Erste Preisträgerin: Hannah Sophie Ferenz
Als erste Preisträgerin des plus-MINT Preises wurde Hannah Sophie Ferenz aus Sankt Afra ausgezeichnet. Sie überzeugte die Jury durch analytische Tiefe, eine bemerkenswerte Eigenständigkeit im wissenschaftlichen Arbeiten sowie eine reflektierte und zugleich zielgerichtete Haltung gegenüber komplexen Fragestellungen.
Ihr Profil steht beispielhaft für das Anliegen des neuen Preises: junge Menschen zu fördern, die wissenschaftliche Exzellenz mit Verantwortung und internationaler Offenheit verbinden.
„Hannah arbeitet seit 2025 aktiv in Kooperation mit universitären Forschungseinrichtungen, unter anderem an der TU Dresden im Bereich bioelektronischer Materialien. Ihr Projekt zu leitfähigen biologischen Strukturen verbindet Biologie, Physik und Materialwissenschaft – interdisziplinär, methodisch anspruchsvoll und auf universitärem Niveau.“
Ein strategischer Schritt für die Talentförderung
Mit der erstmaligen Vergabe des plus-MINT Preises erweitert das Netzwerk sein Förderangebot um ein Format, das Spitzenleistungen sichtbar macht und zugleich konkrete Entwicklungsperspektiven eröffnet. Ziel ist es, Talente frühzeitig in leistungsstarke wissenschaftliche Netzwerke einzubinden und ihnen Wege in internationale Forschungsformate zu eröffnen.

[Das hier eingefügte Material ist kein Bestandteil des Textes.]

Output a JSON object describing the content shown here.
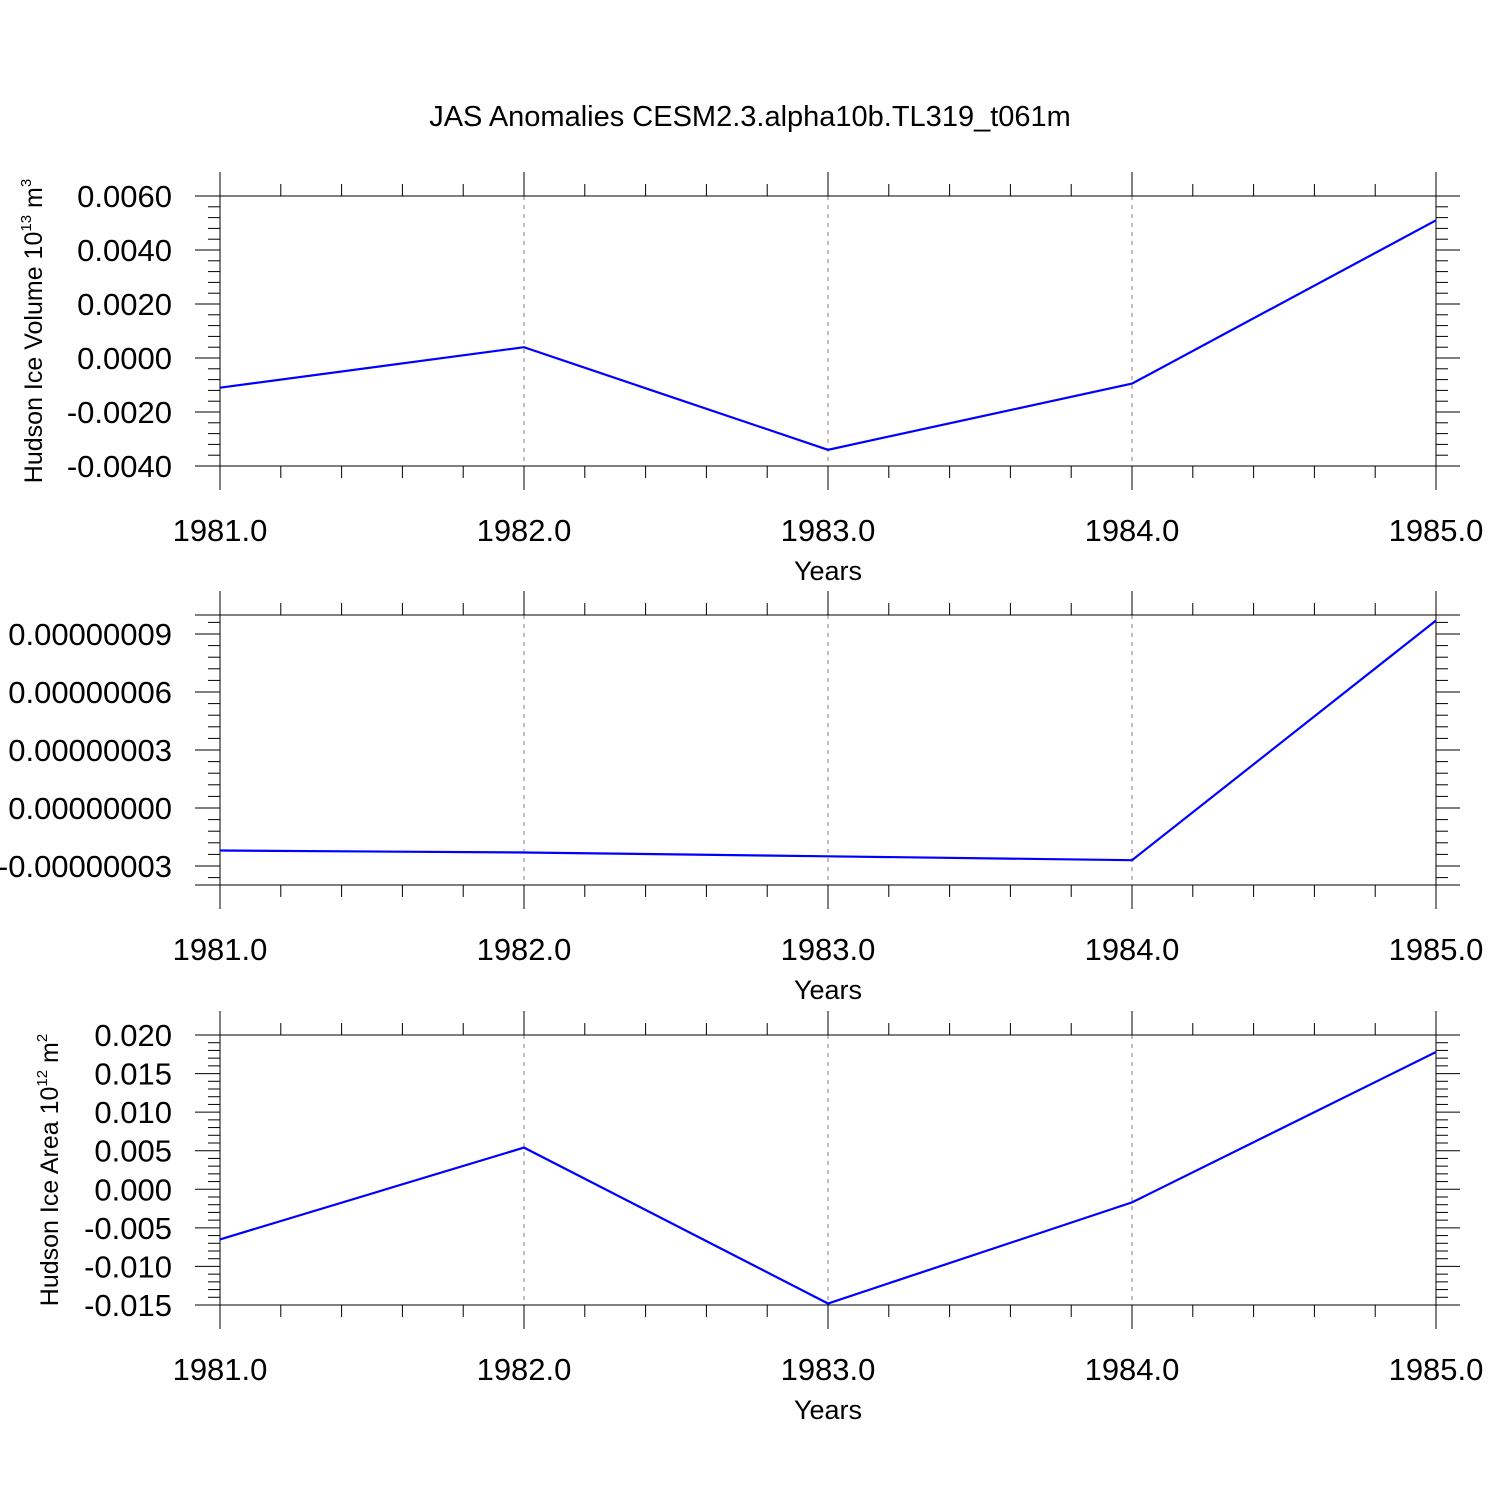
{
  "figure": {
    "title": "JAS Anomalies CESM2.3.alpha10b.TL319_t061m"
  },
  "chart_data": [
    {
      "type": "line",
      "title": "JAS Anomalies CESM2.3.alpha10b.TL319_t061m",
      "xlabel": "Years",
      "ylabel": {
        "text": "Hudson Ice Volume 10",
        "sup": "13",
        "tail": " m",
        "tail_sup": "3"
      },
      "x": [
        1981,
        1982,
        1983,
        1984,
        1985
      ],
      "series": [
        {
          "values": [
            -0.0011,
            0.0004,
            -0.0034,
            -0.00095,
            0.0051
          ],
          "color": "#0000ff"
        }
      ],
      "xlim": [
        1981,
        1985
      ],
      "ylim": [
        -0.004,
        0.006
      ],
      "xticks": [
        1981,
        1982,
        1983,
        1984,
        1985
      ],
      "xtick_labels": [
        "1981.0",
        "1982.0",
        "1983.0",
        "1984.0",
        "1985.0"
      ],
      "yticks": [
        0.006,
        0.004,
        0.002,
        0,
        -0.002,
        -0.004
      ],
      "ytick_labels": [
        "0.0060",
        "0.0040",
        "0.0020",
        "0.0000",
        "-0.0020",
        "-0.0040"
      ],
      "grid": "x-dashed"
    },
    {
      "type": "line",
      "xlabel": "Years",
      "ylabel": null,
      "x": [
        1981,
        1982,
        1983,
        1984,
        1985
      ],
      "series": [
        {
          "values": [
            -2.2e-08,
            -2.3e-08,
            -2.5e-08,
            -2.7e-08,
            9.7e-08
          ],
          "color": "#0000ff"
        }
      ],
      "xlim": [
        1981,
        1985
      ],
      "ylim": [
        -4e-08,
        1e-07
      ],
      "xticks": [
        1981,
        1982,
        1983,
        1984,
        1985
      ],
      "xtick_labels": [
        "1981.0",
        "1982.0",
        "1983.0",
        "1984.0",
        "1985.0"
      ],
      "yticks": [
        9e-08,
        6e-08,
        3e-08,
        0,
        -3e-08
      ],
      "ytick_labels": [
        "0.00000009",
        "0.00000006",
        "0.00000003",
        "0.00000000",
        "-0.00000003"
      ],
      "grid": "x-dashed"
    },
    {
      "type": "line",
      "xlabel": "Years",
      "ylabel": {
        "text": "Hudson Ice Area 10",
        "sup": "12",
        "tail": " m",
        "tail_sup": "2"
      },
      "x": [
        1981,
        1982,
        1983,
        1984,
        1985
      ],
      "series": [
        {
          "values": [
            -0.0065,
            0.0054,
            -0.0148,
            -0.0017,
            0.0178
          ],
          "color": "#0000ff"
        }
      ],
      "xlim": [
        1981,
        1985
      ],
      "ylim": [
        -0.015,
        0.02
      ],
      "xticks": [
        1981,
        1982,
        1983,
        1984,
        1985
      ],
      "xtick_labels": [
        "1981.0",
        "1982.0",
        "1983.0",
        "1984.0",
        "1985.0"
      ],
      "yticks": [
        0.02,
        0.015,
        0.01,
        0.005,
        0,
        -0.005,
        -0.01,
        -0.015
      ],
      "ytick_labels": [
        "0.020",
        "0.015",
        "0.010",
        "0.005",
        "0.000",
        "-0.005",
        "-0.010",
        "-0.015"
      ],
      "grid": "x-dashed"
    }
  ]
}
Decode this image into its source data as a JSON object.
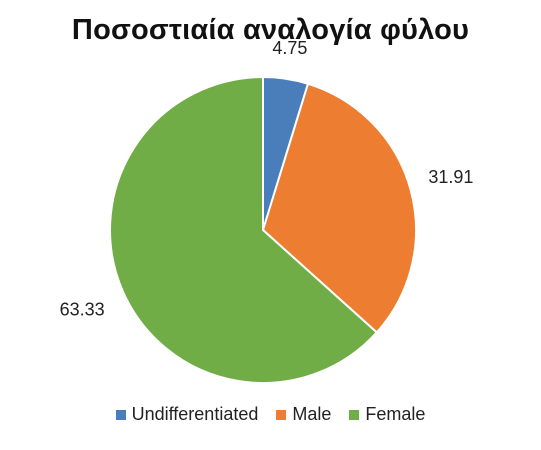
{
  "chart_data": {
    "type": "pie",
    "title": "Ποσοστιαία αναλογία φύλου",
    "categories": [
      "Undifferentiated",
      "Male",
      "Female"
    ],
    "values": [
      4.75,
      31.91,
      63.33
    ],
    "labels": [
      "4.75",
      "31.91",
      "63.33"
    ],
    "colors": [
      "#4a7ebb",
      "#ed7d31",
      "#70ad47"
    ],
    "legend_position": "bottom",
    "start_angle": "12 o'clock, clockwise"
  }
}
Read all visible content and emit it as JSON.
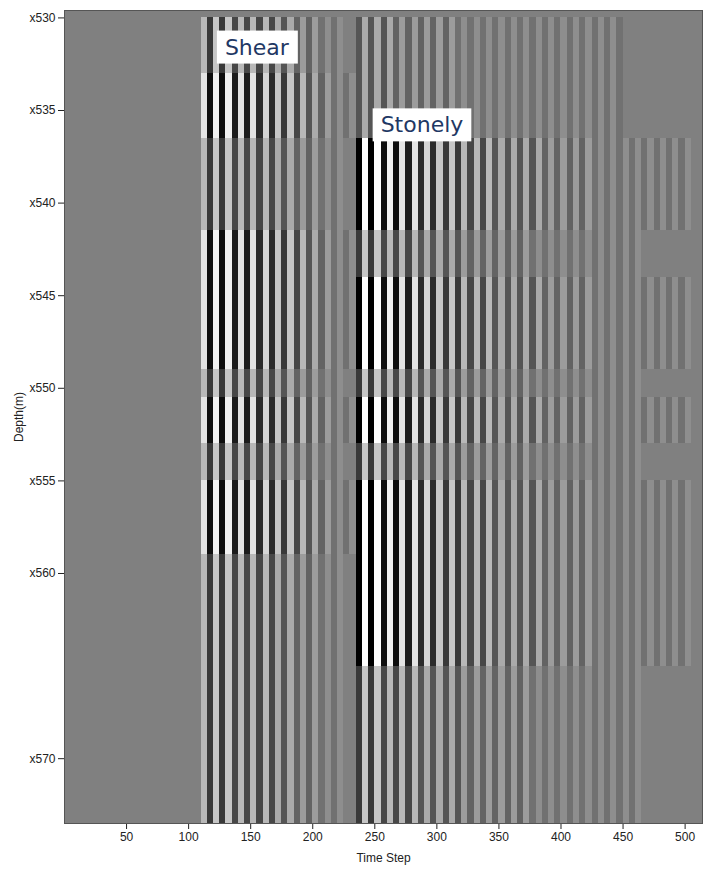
{
  "chart_data": {
    "type": "heatmap",
    "x_label": "Time Step",
    "y_label": "Depth(m)",
    "xlim": [
      0,
      514
    ],
    "xticks": [
      50,
      100,
      150,
      200,
      250,
      300,
      350,
      400,
      450,
      500
    ],
    "ylim": [
      529.6,
      573.5
    ],
    "yticks": [
      {
        "value": 530,
        "label": "x530"
      },
      {
        "value": 535,
        "label": "x535"
      },
      {
        "value": 540,
        "label": "x540"
      },
      {
        "value": 545,
        "label": "x545"
      },
      {
        "value": 550,
        "label": "x550"
      },
      {
        "value": 555,
        "label": "x555"
      },
      {
        "value": 560,
        "label": "x560"
      },
      {
        "value": 570,
        "label": "x570"
      }
    ],
    "color_range": [
      -9,
      9
    ],
    "annotations": [
      {
        "text": "Shear",
        "x": 155,
        "y": 531.6
      },
      {
        "text": "Stonely",
        "x": 288,
        "y": 535.8
      }
    ],
    "cells": {
      "time_bins": [
        105,
        110,
        115,
        120,
        125,
        130,
        135,
        140,
        145,
        150,
        155,
        160,
        165,
        170,
        175,
        180,
        185,
        190,
        195,
        200,
        205,
        210,
        215,
        220,
        225,
        230,
        235,
        240,
        245,
        250,
        255,
        260,
        265,
        270,
        275,
        280,
        285,
        290,
        295,
        300,
        305,
        310,
        315,
        320,
        325,
        330,
        335,
        340,
        345,
        350,
        355,
        360,
        365,
        370,
        375,
        380,
        385,
        390,
        395,
        400,
        405,
        410,
        415,
        420,
        425,
        430,
        435,
        440,
        445,
        450,
        455,
        460,
        465,
        470,
        475,
        480,
        485,
        490,
        495,
        500,
        505
      ],
      "depth_bins": [
        530,
        533,
        536.5,
        541.5,
        544,
        549,
        550.5,
        553,
        555,
        559,
        565,
        573.5
      ],
      "values": [
        [
          0,
          4,
          -5,
          5,
          -5,
          5,
          -4,
          4,
          -4,
          4,
          -4,
          4,
          -4,
          3,
          -3,
          3,
          -2,
          2,
          -2,
          2,
          -1,
          1,
          -1,
          1,
          0,
          0,
          -3,
          3,
          -3,
          3,
          -3,
          3,
          -2,
          2,
          -2,
          2,
          -2,
          2,
          -2,
          2,
          -2,
          2,
          -1,
          1,
          -1,
          1,
          -1,
          1,
          -1,
          1,
          -1,
          1,
          -1,
          1,
          -1,
          1,
          -1,
          1,
          -1,
          1,
          -1,
          1,
          -1,
          1,
          -1,
          1,
          -1,
          1,
          -1,
          0,
          0,
          0,
          0,
          0,
          0,
          0,
          0,
          0,
          0,
          0
        ],
        [
          0,
          7,
          -8,
          8,
          -8,
          8,
          -7,
          7,
          -7,
          7,
          -6,
          6,
          -6,
          5,
          -5,
          5,
          -4,
          4,
          -3,
          3,
          -2,
          2,
          -1,
          1,
          -1,
          1,
          -3,
          3,
          -3,
          3,
          -3,
          3,
          -2,
          2,
          -2,
          2,
          -2,
          2,
          -2,
          2,
          -2,
          2,
          -1,
          1,
          -1,
          1,
          -1,
          1,
          -1,
          1,
          -1,
          1,
          -1,
          1,
          -1,
          1,
          -1,
          1,
          -1,
          1,
          -1,
          1,
          -1,
          1,
          -1,
          1,
          -1,
          1,
          -1,
          0,
          0,
          0,
          0,
          0,
          0,
          0,
          0,
          0,
          0,
          0
        ],
        [
          0,
          4,
          -5,
          5,
          -5,
          5,
          -4,
          4,
          -4,
          4,
          -4,
          4,
          -4,
          3,
          -3,
          3,
          -2,
          2,
          -2,
          2,
          -1,
          1,
          -1,
          1,
          0,
          0,
          -9,
          9,
          -9,
          9,
          -8,
          8,
          -8,
          7,
          -7,
          7,
          -6,
          6,
          -6,
          5,
          -5,
          5,
          -5,
          4,
          -4,
          4,
          -4,
          4,
          -3,
          3,
          -3,
          3,
          -3,
          3,
          -3,
          3,
          -2,
          2,
          -2,
          2,
          -2,
          2,
          -2,
          2,
          -1,
          1,
          -1,
          1,
          -1,
          1,
          -1,
          1,
          -1,
          1,
          -1,
          1,
          -1,
          1,
          -1,
          1
        ],
        [
          0,
          7,
          -8,
          8,
          -8,
          8,
          -7,
          7,
          -7,
          7,
          -6,
          6,
          -6,
          5,
          -5,
          5,
          -4,
          4,
          -3,
          3,
          -2,
          2,
          -1,
          1,
          -1,
          1,
          -5,
          5,
          -5,
          5,
          -4,
          4,
          -4,
          4,
          -4,
          4,
          -3,
          3,
          -3,
          3,
          -3,
          3,
          -3,
          2,
          -2,
          2,
          -2,
          2,
          -2,
          2,
          -2,
          2,
          -2,
          2,
          -1,
          1,
          -1,
          1,
          -1,
          1,
          -1,
          1,
          -1,
          1,
          -1,
          1,
          -1,
          1,
          -1,
          1,
          -1,
          1,
          0,
          0,
          0,
          0,
          0,
          0,
          0,
          0
        ],
        [
          0,
          7,
          -8,
          8,
          -8,
          8,
          -7,
          7,
          -7,
          7,
          -6,
          6,
          -6,
          5,
          -5,
          5,
          -4,
          4,
          -3,
          3,
          -2,
          2,
          -1,
          1,
          -1,
          1,
          -9,
          9,
          -9,
          9,
          -8,
          8,
          -8,
          7,
          -7,
          7,
          -6,
          6,
          -6,
          5,
          -5,
          5,
          -5,
          4,
          -4,
          4,
          -4,
          4,
          -3,
          3,
          -3,
          3,
          -3,
          3,
          -3,
          3,
          -2,
          2,
          -2,
          2,
          -2,
          2,
          -2,
          2,
          -1,
          1,
          -1,
          1,
          -1,
          1,
          -1,
          1,
          -1,
          1,
          -1,
          1,
          -1,
          1,
          -1,
          1
        ],
        [
          0,
          4,
          -5,
          5,
          -5,
          5,
          -4,
          4,
          -4,
          4,
          -4,
          4,
          -4,
          3,
          -3,
          3,
          -2,
          2,
          -2,
          2,
          -1,
          1,
          -1,
          1,
          0,
          0,
          -5,
          5,
          -5,
          5,
          -4,
          4,
          -4,
          4,
          -4,
          4,
          -3,
          3,
          -3,
          3,
          -3,
          3,
          -3,
          2,
          -2,
          2,
          -2,
          2,
          -2,
          2,
          -2,
          2,
          -2,
          2,
          -1,
          1,
          -1,
          1,
          -1,
          1,
          -1,
          1,
          -1,
          1,
          -1,
          1,
          -1,
          1,
          -1,
          1,
          -1,
          1,
          0,
          0,
          0,
          0,
          0,
          0,
          0,
          0
        ],
        [
          0,
          7,
          -8,
          8,
          -8,
          8,
          -7,
          7,
          -7,
          7,
          -6,
          6,
          -6,
          5,
          -5,
          5,
          -4,
          4,
          -3,
          3,
          -2,
          2,
          -1,
          1,
          -1,
          1,
          -9,
          9,
          -9,
          9,
          -8,
          8,
          -8,
          7,
          -7,
          7,
          -6,
          6,
          -6,
          5,
          -5,
          5,
          -5,
          4,
          -4,
          4,
          -4,
          4,
          -3,
          3,
          -3,
          3,
          -3,
          3,
          -3,
          3,
          -2,
          2,
          -2,
          2,
          -2,
          2,
          -2,
          2,
          -1,
          1,
          -1,
          1,
          -1,
          1,
          -1,
          1,
          -1,
          1,
          -1,
          1,
          -1,
          1,
          -1,
          1
        ],
        [
          0,
          4,
          -5,
          5,
          -5,
          5,
          -4,
          4,
          -4,
          4,
          -4,
          4,
          -4,
          3,
          -3,
          3,
          -2,
          2,
          -2,
          2,
          -1,
          1,
          -1,
          1,
          0,
          0,
          -5,
          5,
          -5,
          5,
          -4,
          4,
          -4,
          4,
          -4,
          4,
          -3,
          3,
          -3,
          3,
          -3,
          3,
          -3,
          2,
          -2,
          2,
          -2,
          2,
          -2,
          2,
          -2,
          2,
          -2,
          2,
          -1,
          1,
          -1,
          1,
          -1,
          1,
          -1,
          1,
          -1,
          1,
          -1,
          1,
          -1,
          1,
          -1,
          1,
          -1,
          1,
          0,
          0,
          0,
          0,
          0,
          0,
          0,
          0
        ],
        [
          0,
          7,
          -8,
          8,
          -8,
          8,
          -7,
          7,
          -7,
          7,
          -6,
          6,
          -6,
          5,
          -5,
          5,
          -4,
          4,
          -3,
          3,
          -2,
          2,
          -1,
          1,
          -1,
          1,
          -9,
          9,
          -9,
          9,
          -8,
          8,
          -8,
          7,
          -7,
          7,
          -6,
          6,
          -6,
          5,
          -5,
          5,
          -5,
          4,
          -4,
          4,
          -4,
          4,
          -3,
          3,
          -3,
          3,
          -3,
          3,
          -3,
          3,
          -2,
          2,
          -2,
          2,
          -2,
          2,
          -2,
          2,
          -1,
          1,
          -1,
          1,
          -1,
          1,
          -1,
          1,
          -1,
          1,
          -1,
          1,
          -1,
          1,
          -1,
          1
        ],
        [
          0,
          4,
          -5,
          5,
          -5,
          5,
          -4,
          4,
          -4,
          4,
          -4,
          4,
          -4,
          3,
          -3,
          3,
          -2,
          2,
          -2,
          2,
          -1,
          1,
          -1,
          1,
          0,
          0,
          -9,
          9,
          -9,
          9,
          -8,
          8,
          -8,
          7,
          -7,
          7,
          -6,
          6,
          -6,
          5,
          -5,
          5,
          -5,
          4,
          -4,
          4,
          -4,
          4,
          -3,
          3,
          -3,
          3,
          -3,
          3,
          -3,
          3,
          -2,
          2,
          -2,
          2,
          -2,
          2,
          -2,
          2,
          -1,
          1,
          -1,
          1,
          -1,
          1,
          -1,
          1,
          -1,
          1,
          -1,
          1,
          -1,
          1,
          -1,
          1
        ],
        [
          0,
          4,
          -5,
          5,
          -5,
          5,
          -4,
          4,
          -4,
          4,
          -4,
          4,
          -4,
          3,
          -3,
          3,
          -2,
          2,
          -2,
          2,
          -1,
          1,
          -1,
          1,
          0,
          0,
          -5,
          5,
          -5,
          5,
          -4,
          4,
          -4,
          4,
          -4,
          4,
          -3,
          3,
          -3,
          3,
          -3,
          3,
          -3,
          2,
          -2,
          2,
          -2,
          2,
          -2,
          2,
          -2,
          2,
          -2,
          2,
          -1,
          1,
          -1,
          1,
          -1,
          1,
          -1,
          1,
          -1,
          1,
          -1,
          1,
          -1,
          1,
          -1,
          1,
          -1,
          1,
          0,
          0,
          0,
          0,
          0,
          0,
          0,
          0
        ]
      ]
    }
  }
}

Die hohe Qualität der Bewerbungen im Premierenjahr unterstreicht die Bedeutung dieses Schrittes. Der Preis soll sich künftig als feste Größe in der Förderung junger MINT-Talente etablieren.
Wir gratulieren Hannah Sophie Ferenz herzlich zur Auszeichnung und danken allen Finalisten für ihre beeindruckenden Leistungen.